Esse passeio do Zé Cafofinho (e suas Correntes, pelo próposito do disco) traz o primeiro óbvio das músicas. Não tem nada fácil de identificar como sendo samba – a primeira impressão mais forte – ou ska, new-jazz ou um termo que o valha. É uma estética própria, que tem cara de música brasileira e não incomoda em nada por lembrar bastante os sons mais refinados de uma periferia cultural. A melhor maneira de colocar isso em palavras é lembrar que tem lá a rabeca de Zé Cafofinho com uma mistura de baixo de sete cordas, banjo, trompete e bateria. E que é bom de dançar.

Zé Cafofinho é ao mesmo tempo o que tem de fácil e de difícil no próprio disco. Fácil porque ele trouxe para gravação nomes que funcionam de selo de qualidade máxima do som pernambucano. China, Bacteria (Mundo Livre), Pupilo (Nação Zumbi), Chiquinho e Marcelo Machado (Mombojó) e até a Orquestra Sinfônica representada pelo nome João Carlos. Dificil porque o resultado final, a música, é uma que não remete muito a voz grave de Cafofinho, mas sim uma mais suave. Por isso a primeira impressão pode ser estranha – mas não equivocada). É questão de costume.

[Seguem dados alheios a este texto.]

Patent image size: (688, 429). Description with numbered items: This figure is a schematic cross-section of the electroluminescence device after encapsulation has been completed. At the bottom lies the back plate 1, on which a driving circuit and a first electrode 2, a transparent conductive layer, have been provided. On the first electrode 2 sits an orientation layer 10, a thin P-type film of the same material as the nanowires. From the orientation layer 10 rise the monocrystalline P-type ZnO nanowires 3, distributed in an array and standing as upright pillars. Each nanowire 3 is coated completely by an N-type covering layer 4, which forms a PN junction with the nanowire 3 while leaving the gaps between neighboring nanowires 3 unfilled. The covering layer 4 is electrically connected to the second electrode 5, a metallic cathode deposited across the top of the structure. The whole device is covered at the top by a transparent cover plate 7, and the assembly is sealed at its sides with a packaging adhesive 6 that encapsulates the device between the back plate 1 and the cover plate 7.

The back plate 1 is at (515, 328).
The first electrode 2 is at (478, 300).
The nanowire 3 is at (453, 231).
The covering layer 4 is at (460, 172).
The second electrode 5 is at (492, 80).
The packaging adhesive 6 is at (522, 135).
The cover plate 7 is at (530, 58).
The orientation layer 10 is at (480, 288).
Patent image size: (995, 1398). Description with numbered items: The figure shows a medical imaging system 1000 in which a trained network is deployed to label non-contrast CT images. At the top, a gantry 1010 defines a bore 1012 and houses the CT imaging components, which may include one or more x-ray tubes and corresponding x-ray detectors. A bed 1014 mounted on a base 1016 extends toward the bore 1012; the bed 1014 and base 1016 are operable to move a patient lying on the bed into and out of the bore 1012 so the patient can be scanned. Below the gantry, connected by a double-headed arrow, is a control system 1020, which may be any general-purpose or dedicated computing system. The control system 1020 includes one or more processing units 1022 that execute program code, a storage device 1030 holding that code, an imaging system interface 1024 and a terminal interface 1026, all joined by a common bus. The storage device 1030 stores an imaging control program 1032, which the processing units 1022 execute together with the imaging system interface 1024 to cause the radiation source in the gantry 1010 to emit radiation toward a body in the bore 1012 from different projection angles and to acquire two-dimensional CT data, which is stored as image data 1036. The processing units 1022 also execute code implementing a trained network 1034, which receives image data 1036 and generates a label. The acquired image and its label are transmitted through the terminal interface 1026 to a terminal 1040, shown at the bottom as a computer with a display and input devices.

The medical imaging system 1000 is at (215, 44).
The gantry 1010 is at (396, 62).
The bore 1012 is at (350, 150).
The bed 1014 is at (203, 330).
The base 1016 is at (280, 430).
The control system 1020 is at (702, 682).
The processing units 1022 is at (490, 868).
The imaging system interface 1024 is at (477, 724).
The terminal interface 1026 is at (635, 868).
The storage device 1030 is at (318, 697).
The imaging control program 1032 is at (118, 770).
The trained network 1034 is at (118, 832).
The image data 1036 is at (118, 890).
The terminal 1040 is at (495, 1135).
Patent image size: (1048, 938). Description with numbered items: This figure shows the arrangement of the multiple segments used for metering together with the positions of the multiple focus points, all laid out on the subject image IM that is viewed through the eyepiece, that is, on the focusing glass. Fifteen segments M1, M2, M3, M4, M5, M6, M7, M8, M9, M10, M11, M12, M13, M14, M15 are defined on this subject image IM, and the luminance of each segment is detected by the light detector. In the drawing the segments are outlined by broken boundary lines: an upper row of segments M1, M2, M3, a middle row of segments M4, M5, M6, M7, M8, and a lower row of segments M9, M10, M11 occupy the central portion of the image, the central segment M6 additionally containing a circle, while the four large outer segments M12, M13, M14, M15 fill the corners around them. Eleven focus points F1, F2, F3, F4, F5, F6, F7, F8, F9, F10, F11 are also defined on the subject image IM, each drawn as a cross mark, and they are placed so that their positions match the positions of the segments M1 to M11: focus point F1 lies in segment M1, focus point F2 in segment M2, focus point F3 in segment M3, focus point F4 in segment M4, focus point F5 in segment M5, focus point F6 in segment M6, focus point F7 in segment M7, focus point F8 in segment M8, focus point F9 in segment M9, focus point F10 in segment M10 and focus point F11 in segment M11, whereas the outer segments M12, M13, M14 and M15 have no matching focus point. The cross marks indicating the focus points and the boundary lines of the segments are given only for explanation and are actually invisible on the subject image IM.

Pela terceira audição, tudo já parece estar no lugar.

Nos detalhes, “Pé na meia…” é um disco muito bem montado. “Mucica”, faixa que abre, já mostra o potêncial máximo da banda, em letras que são ao mesmo tempo texto, imagem e som, “O sol prateado da manhã / Vai reluzindo / O tilindim da capela”. Assim como a caixinha que envolve o disco, as músicas de Zé Cafofinho tem um certo charme. Amadurecimento é um processo sempre constante, mas passeando pelas faixas, se percebe que a banda escolheu o momento certo para se lançar para o público, já que até então eles também não estão se apresentando na cidade.